What legacy has remained of the Anasazi includes their beans, a legume similar to the pinto or kidney bean and their blue corn. What remains of the American Indians, even those extinct tribes are their words and names. Almost half of the fifty states within the United States of America have American Indian names. Other words, though create their own mythology. American Indian words are often used to evoke images of might and strength. A four-wheel drive vehicle originally created for military use became popular with the general population and one of their first models was named after a southeastern tribe – Cherokee. Another model used mainly for off-roading was given the name of a southwestern tribe – Apache. The military also appropriated American Indian names for one of their helicopters, the Chinook, and a missile, the Tomahawk. Currently sports teams of all levels use American Indian names and the National Football league is embroiled in a dispute of such regarding the Washington Redskins.
For many, such appropriation of words from these indigenous peoples ensures that they will not be forgotten. History sometimes is written for the victor and, in many cases, these indigenous tribes were not victorious in maintaining their lands or the ability to continue their culture. Colonization sometimes becomes annihilation.

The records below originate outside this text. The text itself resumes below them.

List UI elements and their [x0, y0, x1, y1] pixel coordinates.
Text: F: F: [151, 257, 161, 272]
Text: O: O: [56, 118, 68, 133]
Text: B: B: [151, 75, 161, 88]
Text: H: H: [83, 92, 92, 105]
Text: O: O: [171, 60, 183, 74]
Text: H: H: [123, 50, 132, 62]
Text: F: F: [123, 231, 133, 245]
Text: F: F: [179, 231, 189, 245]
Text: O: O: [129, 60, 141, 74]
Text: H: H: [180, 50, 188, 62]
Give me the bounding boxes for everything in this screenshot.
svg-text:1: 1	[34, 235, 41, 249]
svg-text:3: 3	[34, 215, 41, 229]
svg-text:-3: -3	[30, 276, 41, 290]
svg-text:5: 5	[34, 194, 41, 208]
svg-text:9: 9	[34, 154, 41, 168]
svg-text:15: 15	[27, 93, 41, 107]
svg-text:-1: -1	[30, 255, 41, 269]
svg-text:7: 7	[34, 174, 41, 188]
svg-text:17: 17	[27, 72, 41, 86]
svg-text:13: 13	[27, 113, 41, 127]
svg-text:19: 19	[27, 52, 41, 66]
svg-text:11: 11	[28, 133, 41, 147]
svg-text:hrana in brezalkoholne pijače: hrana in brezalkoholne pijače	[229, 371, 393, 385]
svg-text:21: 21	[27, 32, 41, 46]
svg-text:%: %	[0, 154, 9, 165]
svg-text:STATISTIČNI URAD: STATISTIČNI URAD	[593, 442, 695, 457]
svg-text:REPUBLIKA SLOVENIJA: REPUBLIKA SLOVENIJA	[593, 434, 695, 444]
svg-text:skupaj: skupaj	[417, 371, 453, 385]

We can face that same dilemma when we are confronted with societal pressures ourselves. Maintaining a lifestyle that adheres to one’s beliefs is not an easy task. Remembering that faith is the strongest weapon is sometimes forgotten when we see the stories that terrorists create. Nonetheless, faith is strong and it becomes stronger when we live it. Faith is to be used, exercised, displayed, illustrated, and renewed each and every day. We and we alone are responsible if our faith disappears. It isn’t a magic act to live one’s beliefs. It just takes doing it and that is the strongest force of all.